However it seems to run amok fairly frequently now, sometimes playing sounds when they shouldn't and sometimes muting sound altogether. I'm yet to actually confirm, but I'm fairly certain it's to do with the 68K writing sound commands faster than the Z80 can process them. Of course the arcade code just writes sound commands whenever it needs to, and I have no control over that. It won't be trivial to solve...
These issues aside, the Beta is all-but-ready for release. A few minor enhancements/fixes that jotd has discovered during the Amiga port, and I'm well and truly ready to wrap it all up.

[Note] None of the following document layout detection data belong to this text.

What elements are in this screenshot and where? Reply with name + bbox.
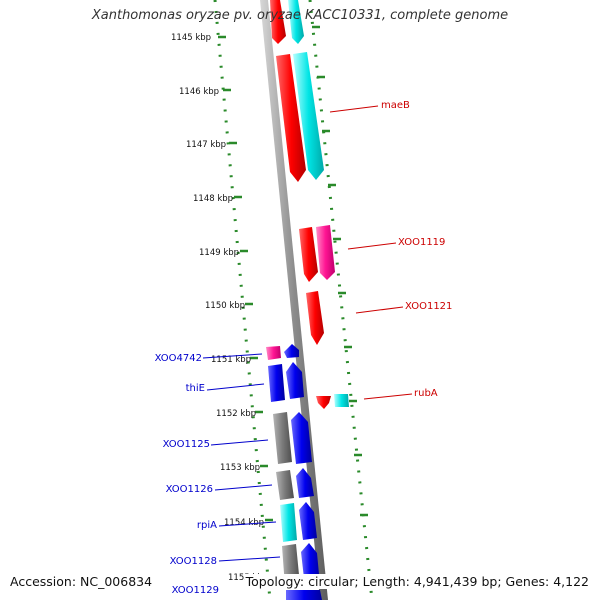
kbp-ticks — [218, 35, 273, 522]
gene-maeB-red — [276, 54, 306, 182]
kbp-labels: 1145 kbp 1146 kbp 1147 kbp 1148 kbp 1149… — [171, 33, 268, 583]
genome-title: Xanthomonas oryzae pv. oryzae KACC10331,… — [91, 8, 509, 23]
gene-label-rubA: rubA — [414, 388, 438, 399]
gene-labels-left: XOO4742 thiE XOO1125 XOO1126 rpiA XOO112… — [155, 353, 219, 596]
gene-thiE-blue2 — [286, 362, 304, 399]
gene-XOO1125-blue — [291, 412, 312, 464]
gene-maeB-cyan — [293, 52, 324, 180]
gene-rubA-cyan — [334, 394, 349, 407]
kbp-label: 1148 kbp — [193, 194, 233, 204]
gene-XOO1125-gray — [273, 412, 292, 464]
kbp-label: 1154 kbp — [224, 518, 264, 528]
gene-XOO1119-mag — [316, 225, 335, 280]
ruler-dotted-line-outer — [308, 0, 374, 601]
forward-strand-genes — [270, 0, 349, 409]
gene-labels-right: maeB XOO1119 XOO1121 rubA — [381, 100, 452, 399]
kbp-label: 1151 kbp — [211, 355, 251, 365]
gene-label-XOO1119: XOO1119 — [398, 237, 445, 248]
gene-XOO1129-blue — [286, 590, 322, 600]
kbp-label: 1146 kbp — [179, 87, 219, 97]
kbp-label: 1152 kbp — [216, 409, 256, 419]
outer-ticks — [312, 25, 368, 517]
gene-label-XOO1126: XOO1126 — [166, 484, 213, 495]
genome-summary-text: Topology: circular; Length: 4,941,439 bp… — [244, 574, 590, 589]
gene-label-maeB: maeB — [381, 100, 410, 111]
gene-XOO1126-blue — [296, 468, 314, 498]
gene-label-rpiA: rpiA — [197, 520, 217, 531]
gene-label-XOO4742: XOO4742 — [155, 353, 202, 364]
gene-red-top — [270, 0, 286, 44]
accession-text: Accession: NC_006834 — [9, 574, 154, 589]
reverse-strand-genes — [266, 344, 322, 600]
gene-label-XOO1125: XOO1125 — [163, 439, 210, 450]
gene-XOO4742-blue — [284, 344, 299, 358]
gene-thiE-blue1 — [268, 364, 285, 402]
gene-XOO1119-red — [299, 227, 318, 282]
gene-rubA-red — [316, 396, 331, 409]
label-leaders-right — [329, 105, 413, 400]
gene-XOO4742-mag — [266, 346, 281, 360]
kbp-label: 1149 kbp — [199, 248, 239, 258]
kbp-label: 1153 kbp — [220, 463, 260, 473]
gene-rpiA-blue — [299, 502, 317, 540]
gene-XOO1126-gray — [276, 470, 294, 500]
kbp-label: 1147 kbp — [186, 140, 226, 150]
ruler-dotted-line-inner — [213, 0, 272, 601]
kbp-label: 1150 kbp — [205, 301, 245, 311]
gene-rpiA-cyan — [280, 503, 297, 542]
gene-XOO1121-red — [306, 291, 324, 345]
gene-label-XOO1128: XOO1128 — [170, 556, 217, 567]
gene-label-XOO1129: XOO1129 — [172, 585, 219, 596]
kbp-label: 1145 kbp — [171, 33, 211, 43]
label-leaders-left — [202, 353, 281, 562]
gene-label-XOO1121: XOO1121 — [405, 301, 452, 312]
gene-label-thiE: thiE — [186, 383, 205, 394]
gene-cyan-top — [288, 0, 304, 44]
genome-backbone — [260, 0, 328, 600]
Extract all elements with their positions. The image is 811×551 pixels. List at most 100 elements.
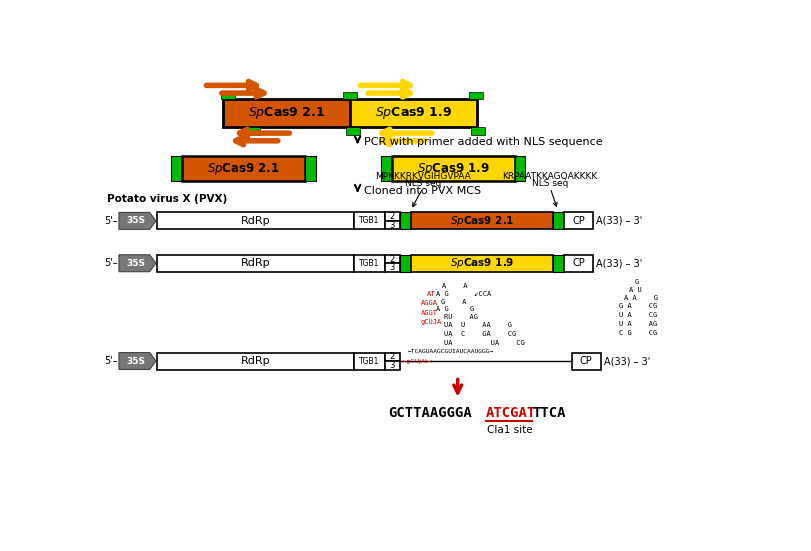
Text: ←gCUJAt→: ←gCUJAt→ xyxy=(401,359,433,364)
Bar xyxy=(552,255,564,272)
Text: AGGA: AGGA xyxy=(420,300,437,306)
Text: G    A: G A xyxy=(440,299,466,305)
Bar xyxy=(157,255,354,272)
Text: CIa1 site: CIa1 site xyxy=(486,425,531,435)
Bar xyxy=(410,213,552,229)
Text: $\it{Sp}$Cas9 1.9: $\it{Sp}$Cas9 1.9 xyxy=(375,105,452,121)
Text: C G    CG: C G CG xyxy=(619,330,657,336)
Text: $\it{Sp}$Cas9 1.9: $\it{Sp}$Cas9 1.9 xyxy=(449,256,513,270)
Bar xyxy=(182,156,305,181)
Text: A A    G: A A G xyxy=(624,295,657,301)
Bar xyxy=(571,353,600,370)
Text: A U: A U xyxy=(628,287,641,293)
Text: CP: CP xyxy=(572,216,584,226)
Text: TGB1: TGB1 xyxy=(358,259,379,268)
Text: A    A: A A xyxy=(442,283,467,289)
Bar xyxy=(384,213,400,221)
Text: CP: CP xyxy=(572,258,584,268)
Text: TGB1: TGB1 xyxy=(358,356,379,365)
Text: Cloned into PVX MCS: Cloned into PVX MCS xyxy=(363,186,480,196)
Text: 3: 3 xyxy=(389,361,394,370)
Bar xyxy=(410,255,552,272)
Bar xyxy=(384,221,400,229)
Bar xyxy=(384,361,400,370)
Text: $\it{Sp}$Cas9 2.1: $\it{Sp}$Cas9 2.1 xyxy=(449,214,513,228)
Bar xyxy=(350,99,476,127)
Bar xyxy=(514,156,525,181)
Text: 3: 3 xyxy=(389,263,394,272)
Bar xyxy=(384,263,400,272)
Text: ←TCAGUAAGCGUIAUCAAUGGG→: ←TCAGUAAGCGUIAUCAAUGGG→ xyxy=(407,349,493,354)
Bar xyxy=(384,353,400,361)
Text: AGGT: AGGT xyxy=(420,310,437,316)
Text: ATCGAT: ATCGAT xyxy=(486,407,536,420)
Bar xyxy=(384,255,400,263)
Text: TTCA: TTCA xyxy=(532,407,565,420)
Bar xyxy=(564,255,593,272)
Polygon shape xyxy=(118,213,156,229)
Bar xyxy=(400,255,410,272)
Text: A G     G: A G G xyxy=(436,306,474,312)
Bar xyxy=(400,213,410,229)
Text: U A    AG: U A AG xyxy=(619,321,657,327)
Text: 2: 2 xyxy=(389,212,394,221)
Bar xyxy=(354,353,384,370)
Text: $\it{Sp}$Cas9 2.1: $\it{Sp}$Cas9 2.1 xyxy=(247,105,324,121)
Bar xyxy=(354,255,384,272)
Polygon shape xyxy=(118,353,156,370)
Bar xyxy=(380,156,391,181)
Text: NLS seq: NLS seq xyxy=(405,179,440,188)
Text: 2: 2 xyxy=(389,352,394,361)
Text: 3: 3 xyxy=(389,220,394,230)
Polygon shape xyxy=(118,255,156,272)
Bar xyxy=(470,127,484,134)
Bar xyxy=(171,156,182,181)
Bar xyxy=(246,127,260,134)
Text: AT: AT xyxy=(427,291,435,297)
Text: G: G xyxy=(634,279,638,285)
Text: U A    CG: U A CG xyxy=(619,312,657,318)
Text: A G      ↙CCA: A G ↙CCA xyxy=(436,291,491,297)
Text: UA  U    AA    G: UA U AA G xyxy=(444,322,511,328)
Bar xyxy=(552,213,564,229)
Bar xyxy=(222,99,350,127)
Text: RU    AG: RU AG xyxy=(444,314,478,320)
Text: A(33) – 3': A(33) – 3' xyxy=(595,216,642,226)
Text: $\it{Sp}$Cas9 2.1: $\it{Sp}$Cas9 2.1 xyxy=(207,160,280,176)
Text: MPKKKRKVGIHGVPAA: MPKKKRKVGIHGVPAA xyxy=(375,172,470,181)
Text: RdRp: RdRp xyxy=(240,216,270,226)
Text: GCTTAAGGGA: GCTTAAGGGA xyxy=(388,407,472,420)
Text: 35S: 35S xyxy=(127,356,145,365)
Bar xyxy=(345,127,359,134)
Bar xyxy=(221,91,235,99)
Text: 5'–: 5'– xyxy=(104,216,118,226)
Text: 35S: 35S xyxy=(127,259,145,268)
Text: KRPAATKKAGQAKKKK: KRPAATKKAGQAKKKK xyxy=(502,172,597,181)
Text: 5'–: 5'– xyxy=(104,258,118,268)
Text: RdRp: RdRp xyxy=(240,258,270,268)
Text: TGB1: TGB1 xyxy=(358,217,379,225)
Text: $\it{Sp}$Cas9 1.9: $\it{Sp}$Cas9 1.9 xyxy=(416,160,489,176)
Text: PCR with primer added with NLS sequence: PCR with primer added with NLS sequence xyxy=(363,137,602,147)
Text: CP: CP xyxy=(579,356,592,366)
Text: gCUJA: gCUJA xyxy=(420,319,441,325)
Bar xyxy=(391,156,514,181)
Text: G A    CG: G A CG xyxy=(619,302,657,309)
Text: 2: 2 xyxy=(389,255,394,263)
Text: UA  C    GA    CG: UA C GA CG xyxy=(444,331,516,337)
Text: 35S: 35S xyxy=(127,217,145,225)
Text: A(33) – 3': A(33) – 3' xyxy=(595,258,642,268)
Text: NLS seq: NLS seq xyxy=(531,179,568,188)
Text: Potato virus X (PVX): Potato virus X (PVX) xyxy=(107,195,227,204)
Bar xyxy=(305,156,315,181)
Bar xyxy=(469,91,483,99)
Text: RdRp: RdRp xyxy=(240,356,270,366)
Text: UA         UA    CG: UA UA CG xyxy=(444,341,524,347)
Bar xyxy=(157,213,354,229)
Text: A(33) – 3': A(33) – 3' xyxy=(603,356,650,366)
Bar xyxy=(564,213,593,229)
Bar xyxy=(342,91,356,99)
Text: 5'–: 5'– xyxy=(104,356,118,366)
Bar xyxy=(354,213,384,229)
Bar xyxy=(157,353,354,370)
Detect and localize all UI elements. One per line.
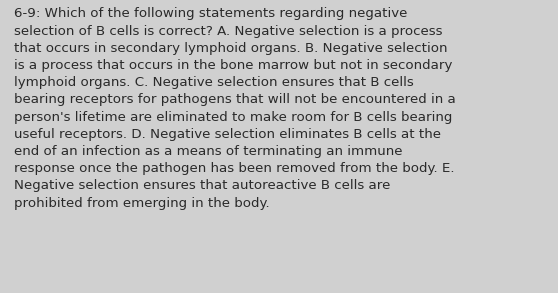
Text: 6-9: Which of the following statements regarding negative
selection of B cells i: 6-9: Which of the following statements r…: [14, 7, 456, 209]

NaggyNaggerson created this awesome 'flyer' for the Neo Geo version of Xevious |
On other news, I've been working a little on Donkey Kong, mainly during lunchtimes at work when I can't work on Xevious for reasons outlined above. I've eliminated all the old macros that didn't really work the way I want them to now, and it's only a little broken! In the process I replaced all the branch and jump opcodes with the gnu pseudo opcodes that automatically calculate the optimum instruction. Next step is to replace all the video/sprite calls with osd_XXXX functions.
Finally, I've been tweaking the Xevious makefile and project directory structure to accommodate the new sound and ultimately produce a .CHD rather than a .ISO to accommodate the audio tracks. That was a learning exercise in itself. Of course that will need to be carried over to DK as well.